ZAP 12/2017, Anwaltsmagazin / 5 Unterstützung für türkische Exil-Juristen

Nach dem Verfassungsreferendum in der Türkei, das die Machtfülle des türkischen Präsidenten gegenüber den anderen Verfassungsorganen noch weiter gestärkt hat, haben der Deutsche Richterbund (DRB) und der Deutsche Anwaltverein (DAV) eine Internetplattform für Exil-Juristen aus der Türkei gestartet. Die türkischsprachige Internetseite bietet Richtern, Staatsanwälten und Anwälten aus der Türkei, die aus politischen Gründen nach Deutschland fliehen, eine erste Orientierung und Kontakt zu deutschen Kollegen.
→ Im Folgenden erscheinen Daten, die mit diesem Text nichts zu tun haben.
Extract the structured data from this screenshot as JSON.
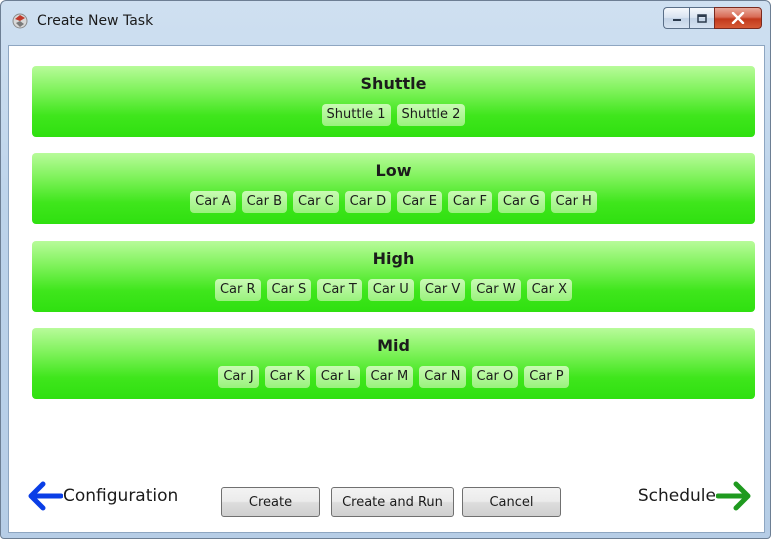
{
  "window": {
    "title": "Create New Task"
  },
  "groups": [
    {
      "title": "Shuttle",
      "items": [
        "Shuttle 1",
        "Shuttle 2"
      ]
    },
    {
      "title": "Low",
      "items": [
        "Car A",
        "Car B",
        "Car C",
        "Car D",
        "Car E",
        "Car F",
        "Car G",
        "Car H"
      ]
    },
    {
      "title": "High",
      "items": [
        "Car R",
        "Car S",
        "Car T",
        "Car U",
        "Car V",
        "Car W",
        "Car X"
      ]
    },
    {
      "title": "Mid",
      "items": [
        "Car J",
        "Car K",
        "Car L",
        "Car M",
        "Car N",
        "Car O",
        "Car P"
      ]
    }
  ],
  "footer": {
    "back_label": "Configuration",
    "next_label": "Schedule",
    "create_label": "Create",
    "create_run_label": "Create and Run",
    "cancel_label": "Cancel"
  },
  "colors": {
    "back_arrow": "#0a3ee6",
    "next_arrow": "#1f9a1f",
    "group_green": "#3fe61c"
  },
  "icons": {
    "app": "app-icon",
    "back": "arrow-left-icon",
    "next": "arrow-right-icon",
    "minimize": "minimize-icon",
    "maximize": "maximize-icon",
    "close": "close-icon"
  }
}
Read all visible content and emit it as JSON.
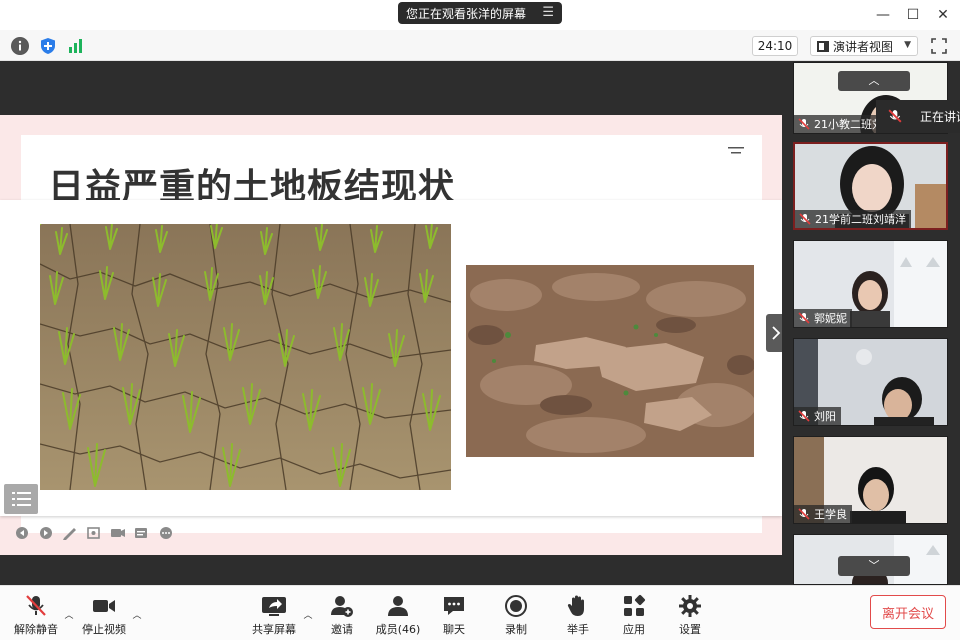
{
  "banner": {
    "text": "您正在观看张洋的屏幕",
    "menu_icon": "list-icon"
  },
  "window_controls": {
    "minimize": "—",
    "maximize": "☐",
    "close": "✕"
  },
  "toolbar": {
    "timer": "24:10",
    "view_mode": "演讲者视图",
    "icons": [
      "info-icon",
      "shield-icon",
      "signal-icon",
      "fullscreen-icon"
    ]
  },
  "slide": {
    "title": "日益严重的土地板结现状",
    "background_color": "#fbe8e8"
  },
  "gallery": {
    "speaking_label": "正在讲话",
    "participants": [
      {
        "name": "21小教二班刘"
      },
      {
        "name": "21学前二班刘靖洋"
      },
      {
        "name": "郭妮妮"
      },
      {
        "name": "刘阳"
      },
      {
        "name": "王学良"
      }
    ],
    "up_arrow": "︿",
    "down_arrow": "﹀"
  },
  "bottombar": {
    "mute": "解除静音",
    "video": "停止视频",
    "share": "共享屏幕",
    "invite": "邀请",
    "members": "成员(46)",
    "chat": "聊天",
    "record": "录制",
    "raise_hand": "举手",
    "apps": "应用",
    "settings": "设置",
    "leave": "离开会议",
    "leave_color": "#e24b4b"
  }
}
„Nach dem Referendum müssen wir davon ausgehen, dass der Rechtsstaat in der Türkei vollends kollabiert“, stellte DAV-Präsident, Rechtsanwalt und Notar Ulrich Schellenberg fest. Es sei daher damit zu rechnen, dass viele der schon jetzt unter Repressionen leidenden Richter, Staatsanwälte und Rechtsanwälte das Land verlassen. „Bereits vor dem Referendum herrschte in der türkischen Anwaltschaft ein Klima der Angst“, so der DAV-Präsident, der sich bereits im Januar während eines Besuchs in der Türkei ein Bild von der Situation machen konnte (vgl. dazu auch ZAP Anwaltsmagazin 4/2017, S. 157).

Der Vorsitzende des Deutschen Richterbundes Jens Gnisa geht davon aus, dass die Justiz in der Türkei keine rechtsstaatlichen Verfahren mehr gewährleisten kann: „Ein Richter oder Staatsanwalt, der es wagt, sich gegen Erdogans Linie zu stellen, muss um seinen Beruf, seine Freiheit und die wirtschaftliche Existenz seiner Familie fürchten.“ Den Richterbund erreichten „erschütternde Berichte“ von türkischen Kollegen und ihren Angehörigen. „Wer sich angesichts der weiter zugespitzten Lage in der Türkei entscheidet, nach Deutschland zu fliehen, der soll über das neue Hilfsportal schnell Ansprechpartner und Unterstützung finden“, erläuterte Gnisa das gemeinsame Vorhaben. Seit dem Putsch im Juli 2016 sind mehr als 4.000 Richter und Staatsanwälte aus ihren Ämtern entfernt worden, viele von ihnen sitzen ohne Angabe konkreter Gründe nach wie vor in Haft.

DAV und DRB wollen mit ihrem Projekt ein Zeichen der Solidarität setzen und konkrete Hilfe anbieten. Die Plattform ( www.turkish-law-colleagues.de) vermittelt Kontakt zu türkischsprachigen Richtern, Staatsanwälten und Anwälten im gesamten Bundesgebiet. Beide Organisationen hoffen, mit diesem Portal den betroffenen türkischen Juristen hierzulande eine Starthilfe zu geben.